Thursday, June 8, 2017

Why are undead evil? Why does necromancy get such a bad rap?

Why are undead always evil? Necromancy is not evil: it includes healing and resurrection! How many stories portray ghosts or vampires as sympathetic? Zombies and skeletons are supposed to lack the free will necessary for moral judgment in the first place. Making undead inherently evil is redundant when you have fiends. I take a morally grey approach, using other sources to derive alignment rather than undeath itself.

A simple cosmological explanation for why some undead are evil and others are not would be that the undead shares the alignment of their animating force. That animating force may be their soul, a fiend, an elemental, or some other spirit. A society of non-evil necromancers, for example, would bind benign spirits into their zombies so they do not become a menace when uncontrolled. Fiends, on the other hand, would probably enjoy sending their fellows to possess as many corpses as possible.

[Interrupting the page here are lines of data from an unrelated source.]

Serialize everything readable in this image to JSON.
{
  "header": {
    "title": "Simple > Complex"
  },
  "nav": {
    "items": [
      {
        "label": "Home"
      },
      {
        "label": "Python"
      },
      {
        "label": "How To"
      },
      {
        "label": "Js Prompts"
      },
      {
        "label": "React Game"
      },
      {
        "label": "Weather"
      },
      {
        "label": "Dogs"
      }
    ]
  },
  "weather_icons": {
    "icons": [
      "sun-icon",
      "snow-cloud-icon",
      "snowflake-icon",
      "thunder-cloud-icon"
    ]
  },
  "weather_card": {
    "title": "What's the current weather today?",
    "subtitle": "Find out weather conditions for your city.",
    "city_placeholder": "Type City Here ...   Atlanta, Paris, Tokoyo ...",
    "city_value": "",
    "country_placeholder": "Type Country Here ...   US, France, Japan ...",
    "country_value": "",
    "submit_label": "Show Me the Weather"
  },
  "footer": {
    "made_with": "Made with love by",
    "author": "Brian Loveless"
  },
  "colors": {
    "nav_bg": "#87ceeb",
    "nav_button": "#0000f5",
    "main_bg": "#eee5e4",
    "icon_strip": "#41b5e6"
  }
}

Why is creating undead evil? Positive and negative energy are a common explanation brought up to explain why undead are evil, but this is also illogical. Positive and negative energy do not exist in 5e, being replaced by radiant and necrotic damage. These have nothing to do with healing or with alignment.

Another common argument is that creating undead enslaves the soul of the body raised. This is not stated anywhere in the spells for creating undead. Furthermore, the revive undead spell (which is from 3e and does not currently exist in 5e to my knowledge) shares the same restriction as revivification spells: the soul of the target must be free and willing to return. It makes no sense for revive undead to share that restriction but not animate dead, create undead, etc. I must assume that spells which create undead do not summon and bind the original soul of the corpse, at least not against its will.

Corpse desecration is the only reasonable argument and I agree that property rights should be respected. Even so, I can easily imagine a society where a person or their surviving family could donate their body after death in exchange for money. The donor could use that money for themselves or they could give to their family after death as some kind of death insurance. I am sure fantasy lawyers could develop something.

Making undead morally grey also opens the possibility for non-violent interactions with the undead. For example, you could have societies where the ruling class is undead without being a stereotypical evil empire out to exterminate all life. They could even be heroic in their own way. Undead player characters could be an option equally valid to living constructs.